Aquí no hay fiestas populares ni familiares. En las noches, la radio es la mejor compañía, especialmente de los jóvenes.
Raimundo Duarte, nació en 1939 en Sativaviejo y apenas sabe leer y escribir. Es soltero porque como está la vida, mantener mujer es tremendo, y si no alcanza para uno, menos para alimentar otra boca . En la casa que vive no tiene luz ni letrina. Trabaja en una finca donde siembra, en compañía, papa, trigo, maíz, apenas para el gasto. Cuando el invierno es severo, siente temor de que se vuelva a repetir la emergencia que vivieron sus antepasados en el 33. Por lo demás, vive tranquilo.

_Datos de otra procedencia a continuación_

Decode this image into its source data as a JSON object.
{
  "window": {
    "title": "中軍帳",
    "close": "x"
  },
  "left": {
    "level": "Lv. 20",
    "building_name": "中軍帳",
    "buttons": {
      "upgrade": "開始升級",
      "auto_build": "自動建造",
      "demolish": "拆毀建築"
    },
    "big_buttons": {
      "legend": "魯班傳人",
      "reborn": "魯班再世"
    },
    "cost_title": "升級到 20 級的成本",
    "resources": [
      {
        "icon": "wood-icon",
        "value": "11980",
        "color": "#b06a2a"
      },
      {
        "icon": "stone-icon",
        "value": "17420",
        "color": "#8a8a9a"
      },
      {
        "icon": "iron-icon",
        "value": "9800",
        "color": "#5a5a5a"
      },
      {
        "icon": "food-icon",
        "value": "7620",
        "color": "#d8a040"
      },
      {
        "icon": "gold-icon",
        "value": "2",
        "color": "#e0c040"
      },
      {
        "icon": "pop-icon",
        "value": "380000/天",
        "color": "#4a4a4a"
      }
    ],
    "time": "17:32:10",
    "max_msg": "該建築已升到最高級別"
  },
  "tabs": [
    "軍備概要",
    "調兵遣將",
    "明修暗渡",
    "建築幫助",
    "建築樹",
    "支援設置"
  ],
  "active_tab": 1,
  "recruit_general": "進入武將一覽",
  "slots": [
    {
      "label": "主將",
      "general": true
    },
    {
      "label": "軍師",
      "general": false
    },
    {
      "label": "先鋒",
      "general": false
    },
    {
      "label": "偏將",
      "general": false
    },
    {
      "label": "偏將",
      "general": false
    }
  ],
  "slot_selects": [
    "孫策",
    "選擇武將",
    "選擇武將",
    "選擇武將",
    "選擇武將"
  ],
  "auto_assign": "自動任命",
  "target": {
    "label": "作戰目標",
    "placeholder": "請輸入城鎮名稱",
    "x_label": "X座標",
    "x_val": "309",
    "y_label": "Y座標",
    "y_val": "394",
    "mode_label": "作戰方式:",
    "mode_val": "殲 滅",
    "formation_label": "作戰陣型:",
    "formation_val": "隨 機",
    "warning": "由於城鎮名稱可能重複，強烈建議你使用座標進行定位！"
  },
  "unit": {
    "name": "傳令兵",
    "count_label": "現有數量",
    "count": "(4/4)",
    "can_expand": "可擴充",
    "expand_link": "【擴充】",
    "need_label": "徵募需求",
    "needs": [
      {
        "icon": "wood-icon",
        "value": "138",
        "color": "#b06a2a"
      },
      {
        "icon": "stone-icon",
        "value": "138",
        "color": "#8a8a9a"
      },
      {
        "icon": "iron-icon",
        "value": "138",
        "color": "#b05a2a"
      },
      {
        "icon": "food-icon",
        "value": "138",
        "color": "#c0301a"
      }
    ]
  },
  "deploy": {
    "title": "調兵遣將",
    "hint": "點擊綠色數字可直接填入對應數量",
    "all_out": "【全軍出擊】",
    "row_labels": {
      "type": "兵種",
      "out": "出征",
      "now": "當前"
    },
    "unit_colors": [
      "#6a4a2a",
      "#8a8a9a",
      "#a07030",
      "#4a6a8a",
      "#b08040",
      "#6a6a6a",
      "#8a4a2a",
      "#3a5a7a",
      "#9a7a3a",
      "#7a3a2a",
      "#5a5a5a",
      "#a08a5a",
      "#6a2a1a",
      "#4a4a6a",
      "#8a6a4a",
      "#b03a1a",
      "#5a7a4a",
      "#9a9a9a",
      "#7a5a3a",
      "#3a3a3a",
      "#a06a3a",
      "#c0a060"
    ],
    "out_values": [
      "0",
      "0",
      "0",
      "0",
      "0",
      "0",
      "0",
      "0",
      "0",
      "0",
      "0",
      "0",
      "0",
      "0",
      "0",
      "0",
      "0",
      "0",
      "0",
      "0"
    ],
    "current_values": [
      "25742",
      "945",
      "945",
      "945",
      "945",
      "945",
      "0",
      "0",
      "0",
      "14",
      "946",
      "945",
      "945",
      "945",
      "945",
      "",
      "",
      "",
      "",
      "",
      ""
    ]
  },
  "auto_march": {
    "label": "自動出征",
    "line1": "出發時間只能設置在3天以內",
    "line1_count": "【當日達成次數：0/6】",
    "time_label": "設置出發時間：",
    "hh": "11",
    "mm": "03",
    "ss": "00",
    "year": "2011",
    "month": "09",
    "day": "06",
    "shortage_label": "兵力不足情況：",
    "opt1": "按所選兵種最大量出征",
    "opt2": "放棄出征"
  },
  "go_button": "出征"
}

Este es Sativaviejo, un pueblo que la furia de la naturaleza borró de la geografía boyacense, pero que unas pocas familias se resiten a dejarlo morir. Por la que hoy es la calle principal del caserío diariamente transitan los viejos dispuestos a morir en la tierra de sus antepasados y, también los niños y los jóvenes, que una vez van terminando sus estudios primarios se van a las ciudades con el anhelo de regresar para encontrarse nuevamente con su historia y con su pasado.
Nadie cree que Sativaviejo vuelva a ser víctima de un nuevo deslizamiento. Ya lo que pasó pasó, a menos que sea la voluntad de Dios , dijo Valentín Jiménez.